La palette colori procede tra toni pallidi, riflessi metallici, oscurità teatrali e improvvise accensioni preziose. Sono colori che sembrano appartenere a un paesaggio illuminato per l’ultima volta. La costruzione esaspera deliberatamente le proporzioni: i corsetti riorganizzano
l’anatomia, i volumi ampliano il corpo e i tessuti rigidi impongono una distanza fisica e psicologica invalicabile a chi osserva. Non è un caso, perché il ritorno della disciplina autoritaria sui corpi, l’attacco ideologico contro le identità trans e la restaurazione di ruoli sessuali rigidi, alimentano oggi il bisogno di universi paralleli in cui l’identità possa tornare a essere sovrana. Wiederhoeft risponde con la satira e l’eccesso, costruendo una mitologia popolata da figure femminili e identità eccedenti, sottratte alla
sobrietà normativa della strada contemporanea. Il drag, il camp, la ballroom e la teatralità queer hanno spesso trasformato l’esposizione in controllo della scena, ma l’esagerazione formale permette al soggetto di impossessarsi del
segno visivo prima che il potere possa usarlo contro di lui.
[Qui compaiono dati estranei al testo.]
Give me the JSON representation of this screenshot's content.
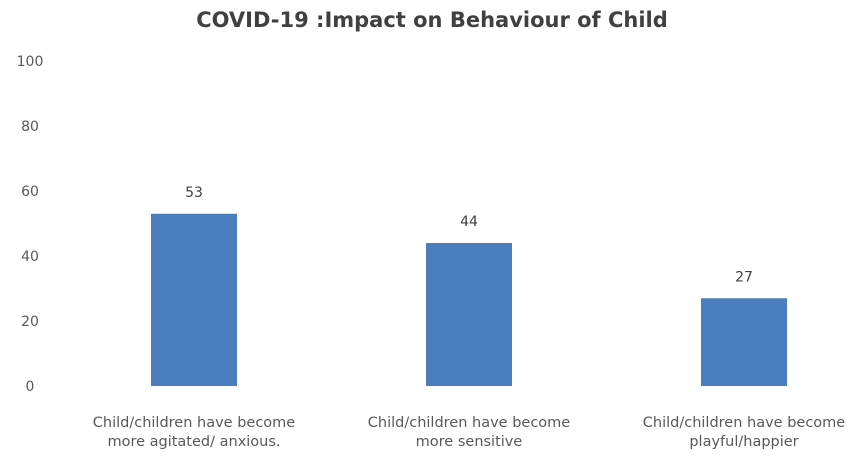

Molte promesse progressiste considerate irreversibili sono tornate revocabili. La crisi climatica ha trasformato l’apocalisse da fantasia remota a rumore di fondo, mentre la precarietà rende sempre più difficile immaginare il futuro come una linea ascendente. Last Look permette semplicemente di vestirsi per l’ultima apparizione pubblica e compiere il rito sartoriale con la piena consapevolezza della catastrofe imminente, guidati dalla volontà feroce di affermare la propria forma prima che il mondo scompaia.

La chiusura della New York Fashion Week ha messo in luce qualcosa che aleggiava da tempo e che ora comincia a strutturarsi, a prendere posizione: la Moda Radicale Strutturale è la nuova avanguardia politica. La convergenza delle traiettorie creative di Elena Velez, Diotima e Wiederhoeft segnano un punto di non ritorno nella sociologia del costume contemporaneo. L’era del corporate activism sta collassando sotto il peso delle proprie contraddizioni etiche ed economiche.

Una transizione che pone i conglomerati del lusso e i giganti del mass market davanti a un paradosso strutturale, perchè la storia della
moda insegna che il capitalismo culturale ha sempre capitalizzato sul dissenso, assorbendo la controcultura e trasformandola in tendenza di massa. Questa volta, però, l’operazione appare più complessa, e anche se un’estetica può essere copiata, una struttura fondata sulla redistribuzione del valore, sulla memoria culturale e sull’appartenenza politica oppone una resistenza diversa.

Se questi segnali continueranno a convergere, la conseguenza potrebbe essere una scissione sempre più stabile del mercato della moda. Da una parte resteranno le grandi holding, trasformate in gigantesche macchine logistiche capaci di distribuire un lusso globale, standardizzato e politicamente controllabile. Dall’altra si consoliderà un ecosistema quasi feudale di micro-brand indipendenti e radicali, sostenuti da comunità che non acquistano soltanto un prodotto, ma un’appartenenza, una posizione e un sistema di valori.